The New York Spring auctions ended earlier this evening with a modest sale at Phillips that saw the house bring in $97.1 million, a relatively small sum compared to those seen at the other houses earlier in the week but strong enough for the perpetual third placer (overall estimates had the night bringing in a total of $96.1 million to 138.3 million, without premium) and bolstered by more lots than usual, as well as Francis Bacon’s Seated Woman (1961), which sold for $28.1 million, with premium.
That lot was cause for more excitement than just its price. It received just one bid for $25 million and right at the moment it did a specialist in the phone bank fainted. (She was not the specialist who took the bid.) Auctioneer Alexander Gilkes put the auction on hold and asked if there was a doctor in the house. The woman was eventually escorted to an ambulance.
At the press conference after the auction Phillips CEO Ed Dolman said the woman was fine, she had simply experienced the “same drop in blood pressure” he did when the bid came in, only more severely because she is pregnant.
The auction was destined to be overshadowed by Christie’s and Sotheby’s, its sell-through rate remained solid, with 56 of the 70 lots offered finding buyers. Some even went over estimate, among them a severe James Lee Byars sculpture of piled basalt bricks, The Figure of Death (1985), which sold to dealer Brett Shaheen for a hammer price of $630,000 over a high estimate of $500,000.
“It’s an extraordinary work by an under-appreciated artist,” said Shaheen, who bought it for a private American collector. “Works like this of Byars’ don’t come to market very often.”
That piece set a new record for Byars, and the evening also saw new records for Fred Sandback, and Günther Förg. A gold Rudolf Stingel from 2012 sold for for $4,757,000, which happened to be the exact price of the record achieved last night for the artist at Christie’s for another shiny piece, this one from 1993.
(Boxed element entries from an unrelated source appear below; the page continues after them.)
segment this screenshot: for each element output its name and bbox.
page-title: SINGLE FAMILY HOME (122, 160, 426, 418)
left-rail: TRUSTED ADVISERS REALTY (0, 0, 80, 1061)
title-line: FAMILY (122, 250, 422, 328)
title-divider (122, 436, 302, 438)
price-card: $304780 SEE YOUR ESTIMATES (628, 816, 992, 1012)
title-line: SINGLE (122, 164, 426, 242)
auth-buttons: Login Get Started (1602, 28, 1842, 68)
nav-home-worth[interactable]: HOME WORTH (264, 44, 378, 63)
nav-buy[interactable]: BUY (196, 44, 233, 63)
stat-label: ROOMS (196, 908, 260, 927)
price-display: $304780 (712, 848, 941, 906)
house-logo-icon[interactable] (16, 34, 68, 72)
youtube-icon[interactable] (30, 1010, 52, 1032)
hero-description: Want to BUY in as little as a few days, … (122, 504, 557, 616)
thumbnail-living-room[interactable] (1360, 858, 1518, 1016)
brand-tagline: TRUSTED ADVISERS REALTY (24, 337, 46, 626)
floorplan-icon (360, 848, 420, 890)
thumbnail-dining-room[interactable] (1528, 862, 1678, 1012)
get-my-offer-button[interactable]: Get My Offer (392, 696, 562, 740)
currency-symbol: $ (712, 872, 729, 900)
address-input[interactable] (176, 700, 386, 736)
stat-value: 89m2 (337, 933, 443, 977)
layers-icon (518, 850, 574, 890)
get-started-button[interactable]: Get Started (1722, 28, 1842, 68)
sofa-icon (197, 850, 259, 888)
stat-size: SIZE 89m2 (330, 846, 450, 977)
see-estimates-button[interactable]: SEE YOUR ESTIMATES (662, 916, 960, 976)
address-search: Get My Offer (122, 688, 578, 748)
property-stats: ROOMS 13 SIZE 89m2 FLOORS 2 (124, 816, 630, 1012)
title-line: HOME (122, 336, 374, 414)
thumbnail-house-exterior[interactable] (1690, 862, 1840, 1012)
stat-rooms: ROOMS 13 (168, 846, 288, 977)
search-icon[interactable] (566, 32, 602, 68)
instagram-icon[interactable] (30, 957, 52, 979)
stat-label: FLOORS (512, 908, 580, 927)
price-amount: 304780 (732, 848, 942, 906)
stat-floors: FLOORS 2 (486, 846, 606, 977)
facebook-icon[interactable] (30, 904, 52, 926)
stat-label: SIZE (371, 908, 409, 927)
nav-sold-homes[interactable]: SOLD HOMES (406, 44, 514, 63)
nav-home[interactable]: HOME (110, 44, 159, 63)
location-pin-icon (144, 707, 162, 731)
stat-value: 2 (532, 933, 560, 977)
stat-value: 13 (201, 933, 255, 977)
At the press conference, Dolman said some had worried that the Phillips sale would “seem modest compared to some of the other sales we’ve been dealing with this week,” but added that the night was one of the best Phillips New York had seen in some time. (True enough: the May 2012 sale garnered $87 million, the November 2014 sales just $52 million and though last year’s May sale totaled $114, much of that was due to the sale of a $56 million Mark Rothko.)
Still, dealers were generally reticent to comment on the evening’s results, though London dealer Inigo Philbrick said that he thought house needed “more senior staffers.”
“Selling art is a based entirely on relationships,” he said. “They just don’t have enough people with enough of a track record.”
All the same, he’d bought a Rudolf Stingel from 1996, for near its high estimate, at a hammer price of $1.4 million.
The New York auctions resume this November.
Correction: an earlier version of this post a few hours prior erroneously said the evening had no artist records.